As another example, if the currency goal is 1% and the actual percentage of outdated values is 4%, then the dimension score=1/4=0.25.
In one embodiment, data currency score service 404 (i) receives a weight of a dimension score of the outdated value dimension; (ii) determines a currency goal for the outdated value dimension, where the currency goal is a maximum percentage of data in the data element that is tolerated as being not semantically correct, but had been semantically correct in a past time period; (iii) determines an actual percentage of data in the data element that is not semantically correct, but was semantically correct in a past time period; (iv) determines that the currency goal is not fulfilled by determining that the actual percentage of data exceeds the maximum percentage of data; and (v) based on the currency goal not being fulfilled, computes the dimension score of the outdated value dimension as the maximum percentage of data divided by the actual percentage of data.
Dimension score for sources score dimension: Data currency score service 404 computes a dimension score for the sources score dimension by using the following algorithm:
Dimension score=the minimum score of the data currency scores of the input columns, where the input columns is the list of all columns that lineage service 406 reports as being an input source for the data element whose data currency score is being computed. In a typical case, the resulting dimension score is the data currency score of a single input column. But in cases in which the data pipeline employs union logic, the dimension score may be based on a plurality of input columns.
In one embodiment, data currency score service 404 (i) receives a weight of a dimension score of the sources score dimension; (ii) sends a request to a lineage service for an identification of one or more input sources of the data element; (iii) based on the request, receives, from the lineage service, the identification of the one or more input sources; (iv) using the identification of the one or more input sources, retrieves one or more respective data currency scores for the one or more input sources; (v) identifies a minimum score of the retrieved one or more respective data currency scores; and (vi) determines the dimension score of the sources score dimension as being the minimum score.

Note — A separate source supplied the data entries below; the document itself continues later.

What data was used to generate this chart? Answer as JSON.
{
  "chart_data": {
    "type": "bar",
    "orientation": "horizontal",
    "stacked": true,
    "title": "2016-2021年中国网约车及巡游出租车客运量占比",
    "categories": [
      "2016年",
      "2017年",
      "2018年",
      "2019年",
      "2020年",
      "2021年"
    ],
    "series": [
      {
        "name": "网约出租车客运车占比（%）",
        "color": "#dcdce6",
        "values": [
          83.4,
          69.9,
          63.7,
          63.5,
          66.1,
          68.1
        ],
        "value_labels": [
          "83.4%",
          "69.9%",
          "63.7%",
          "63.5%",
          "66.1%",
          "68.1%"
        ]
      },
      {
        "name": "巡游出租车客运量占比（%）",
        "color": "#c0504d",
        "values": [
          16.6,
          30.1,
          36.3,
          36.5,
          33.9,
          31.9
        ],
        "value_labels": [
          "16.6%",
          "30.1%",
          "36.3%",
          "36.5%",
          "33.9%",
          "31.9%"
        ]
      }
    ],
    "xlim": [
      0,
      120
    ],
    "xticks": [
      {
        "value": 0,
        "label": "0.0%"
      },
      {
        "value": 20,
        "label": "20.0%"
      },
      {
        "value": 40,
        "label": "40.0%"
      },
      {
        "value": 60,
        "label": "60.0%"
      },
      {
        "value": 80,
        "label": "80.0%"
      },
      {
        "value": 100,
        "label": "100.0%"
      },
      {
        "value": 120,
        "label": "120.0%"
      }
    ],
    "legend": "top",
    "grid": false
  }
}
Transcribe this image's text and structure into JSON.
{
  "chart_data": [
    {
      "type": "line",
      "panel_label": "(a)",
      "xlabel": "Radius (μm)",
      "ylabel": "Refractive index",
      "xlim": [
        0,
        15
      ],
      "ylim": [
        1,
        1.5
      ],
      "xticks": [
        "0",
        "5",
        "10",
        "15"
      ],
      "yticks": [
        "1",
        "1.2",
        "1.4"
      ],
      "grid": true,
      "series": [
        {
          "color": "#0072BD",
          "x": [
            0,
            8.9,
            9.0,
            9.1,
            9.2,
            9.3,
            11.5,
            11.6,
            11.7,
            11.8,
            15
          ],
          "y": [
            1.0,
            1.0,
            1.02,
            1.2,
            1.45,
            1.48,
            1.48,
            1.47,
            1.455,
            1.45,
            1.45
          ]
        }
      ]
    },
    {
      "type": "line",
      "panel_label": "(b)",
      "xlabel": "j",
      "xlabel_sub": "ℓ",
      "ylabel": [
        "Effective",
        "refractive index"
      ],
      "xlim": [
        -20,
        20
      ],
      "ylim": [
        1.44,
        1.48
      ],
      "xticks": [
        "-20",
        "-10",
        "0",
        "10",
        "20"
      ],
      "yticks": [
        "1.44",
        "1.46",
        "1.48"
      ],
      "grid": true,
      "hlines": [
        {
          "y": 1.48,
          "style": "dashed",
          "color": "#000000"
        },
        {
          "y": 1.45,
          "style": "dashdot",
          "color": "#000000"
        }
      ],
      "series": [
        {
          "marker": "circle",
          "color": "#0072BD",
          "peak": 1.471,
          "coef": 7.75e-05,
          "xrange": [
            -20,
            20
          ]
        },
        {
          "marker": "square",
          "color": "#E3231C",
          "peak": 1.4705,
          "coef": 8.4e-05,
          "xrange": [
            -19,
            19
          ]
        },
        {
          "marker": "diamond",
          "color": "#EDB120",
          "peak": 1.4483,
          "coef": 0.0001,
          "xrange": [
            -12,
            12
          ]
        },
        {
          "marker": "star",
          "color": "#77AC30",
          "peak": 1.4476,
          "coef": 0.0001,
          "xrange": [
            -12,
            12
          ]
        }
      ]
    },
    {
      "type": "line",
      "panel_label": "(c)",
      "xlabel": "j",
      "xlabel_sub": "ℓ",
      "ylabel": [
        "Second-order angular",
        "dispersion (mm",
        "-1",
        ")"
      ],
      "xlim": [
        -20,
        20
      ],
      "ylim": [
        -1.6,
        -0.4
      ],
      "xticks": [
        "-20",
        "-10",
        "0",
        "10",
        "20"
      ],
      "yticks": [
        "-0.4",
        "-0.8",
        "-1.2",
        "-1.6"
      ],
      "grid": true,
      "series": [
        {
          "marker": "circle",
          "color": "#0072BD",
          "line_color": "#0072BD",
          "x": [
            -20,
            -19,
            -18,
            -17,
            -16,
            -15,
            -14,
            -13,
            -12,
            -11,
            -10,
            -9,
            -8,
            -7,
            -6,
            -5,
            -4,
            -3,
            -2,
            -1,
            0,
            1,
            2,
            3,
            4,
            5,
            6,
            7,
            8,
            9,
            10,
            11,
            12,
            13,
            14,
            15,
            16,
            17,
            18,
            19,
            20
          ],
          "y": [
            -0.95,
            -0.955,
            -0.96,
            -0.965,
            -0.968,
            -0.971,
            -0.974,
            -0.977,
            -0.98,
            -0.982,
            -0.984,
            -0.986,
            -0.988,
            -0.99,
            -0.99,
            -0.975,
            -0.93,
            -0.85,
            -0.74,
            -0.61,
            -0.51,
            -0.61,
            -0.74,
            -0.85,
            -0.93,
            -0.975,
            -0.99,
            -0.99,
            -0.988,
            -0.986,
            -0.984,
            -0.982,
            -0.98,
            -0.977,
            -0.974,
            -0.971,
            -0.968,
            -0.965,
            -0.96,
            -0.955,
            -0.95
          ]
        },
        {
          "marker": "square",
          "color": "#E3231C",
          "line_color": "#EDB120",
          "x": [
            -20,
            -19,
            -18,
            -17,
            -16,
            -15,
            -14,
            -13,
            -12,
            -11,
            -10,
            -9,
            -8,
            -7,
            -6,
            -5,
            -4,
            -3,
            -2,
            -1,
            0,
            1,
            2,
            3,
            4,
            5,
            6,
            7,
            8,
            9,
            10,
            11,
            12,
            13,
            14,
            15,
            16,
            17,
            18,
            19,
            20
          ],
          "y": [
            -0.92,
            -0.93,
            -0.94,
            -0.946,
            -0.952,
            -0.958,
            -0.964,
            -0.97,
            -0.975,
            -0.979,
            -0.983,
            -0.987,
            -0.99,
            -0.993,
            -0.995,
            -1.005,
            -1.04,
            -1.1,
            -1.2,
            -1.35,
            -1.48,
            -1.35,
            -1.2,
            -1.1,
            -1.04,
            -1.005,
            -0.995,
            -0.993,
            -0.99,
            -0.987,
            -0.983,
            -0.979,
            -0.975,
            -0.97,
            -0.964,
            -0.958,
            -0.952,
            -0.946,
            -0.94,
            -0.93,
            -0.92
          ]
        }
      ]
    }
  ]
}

In one embodiment, data currency score service 404 determines a currency score of a table by (i) determining data currency scores of respective columns of the table as weighted averages of dimension scores of currency dimensions of the columns by using the above-described computation of the data currency score for each column and (ii) determining a data currency score of the table as an average of the data currency scores of the respective columns of the table. Based on the data currency score of the table, the data currency score service 404 evaluates the currency of the data included in the table. In one embodiment, based on the evaluated currency of the data in the table, the data currency score service 404 determines that the data included in the table is stale and performs (or recommends) a remedial action to improve the currency of the data included in the table.